- Directed by: John La Bouchardière
- Written by: John La Bouchardière
- Produced by: Greg Browning
- Starring: I Fagiolini
- Cinematography: Nick Gordon Smith
- Music by: Claudio Monteverdi
- Distributed by: Polyphonic Films Ltd
- Release date: 14 September 2007;
- Running time: 60
- Country: United Kingdom
- Language: Italian

= The Full Monteverdi =

The Full Monteverdi is a 2007 British film written and directed by John La Bouchardière and based on his live production of the same name, itself based on Claudio Monteverdi's fourth book of madrigals (1603) which, in turn, is a collection of settings of poems by such Italian Renaissance poets as Giovanni Battista Guarini, Ottavio Rinuccini and Torquato Tasso. The film features the British vocal ensemble I Fagiolini and the original cast of actors from the live production. The title is a play on the name of the 1997 film The Full Monty – a pun vindicated, according to academic Peter Conrad, by The Full Monteverdi's "raw, emotional striptease".

The plot concerns six couples who are breaking up simultaneously in a restaurant. During the course of their meals, revelations about the past drive the couples to separation. The apparently avant-garde structure and nonlinear narrative of the film are based in the musical material, which is often of highly contrapuntal polyphony, and follows the stories of the different couples in a manner similar to the vocal interchanges in the madrigals.

==Production==

Shot in HD on location in Bristol, Cheltenham, Gloucester and London, including the London Eye, the central restaurant scenes were filmed on a studio set designed by Chloe Lamford. The sound was recorded in advance and lip-synched in post-production.

==Release==

The Full Monteverdi had a limited initial theatrical release, primarily through music festivals. It has been broadcast in Australia, Canada, the Czech Republic, Estonia, Finland, New Zealand, Norway, Poland, Spain, Sweden and the U.K. The film was released on DVD by Naxos Records.

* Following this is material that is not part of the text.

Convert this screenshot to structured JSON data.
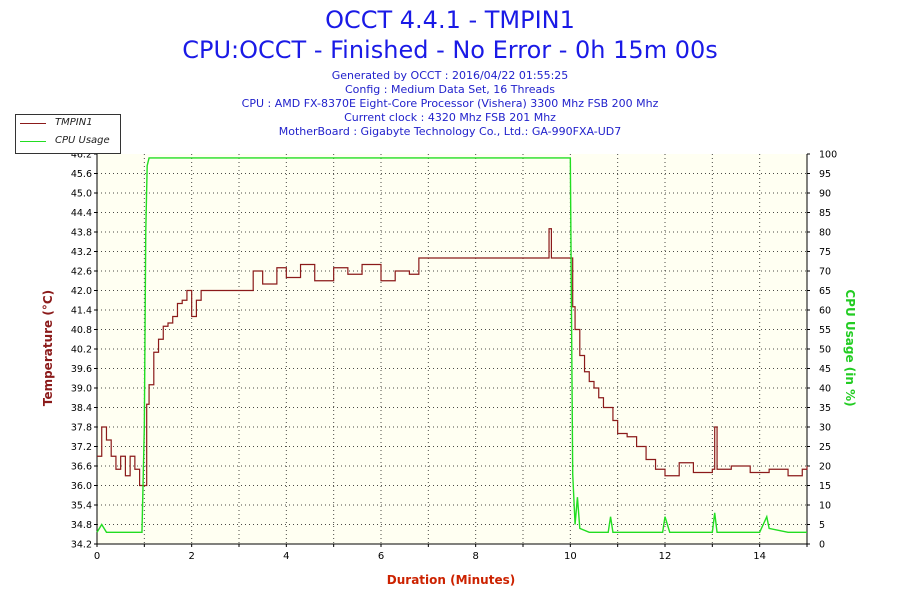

The film was given a further theatrical release in South Africa by Ster-Kinekor, opening on 2 April 2010, and in New Zealand by Rialto Distribution, on 24 June 2010.

==Critical reception==

The film's reception was largely favourable, particularly from classical music critics, though some found La Bouchardière's matching of contemporary realism with Renaissance a cappella music uncomfortable; most acclaimed it for its innovation, fidelity to the spirit of the original music and unrelenting emotional depth. Film and literary scholar William E.B. Verrone hailed The Full Monteverdi as "both visually and narratively dazzling... an innovative and experimental film, the kind of adaptation that rarely is attempted or gets made: one that flies in the face of convention daring to be different." It was awarded a Choc du Monde de la Musique.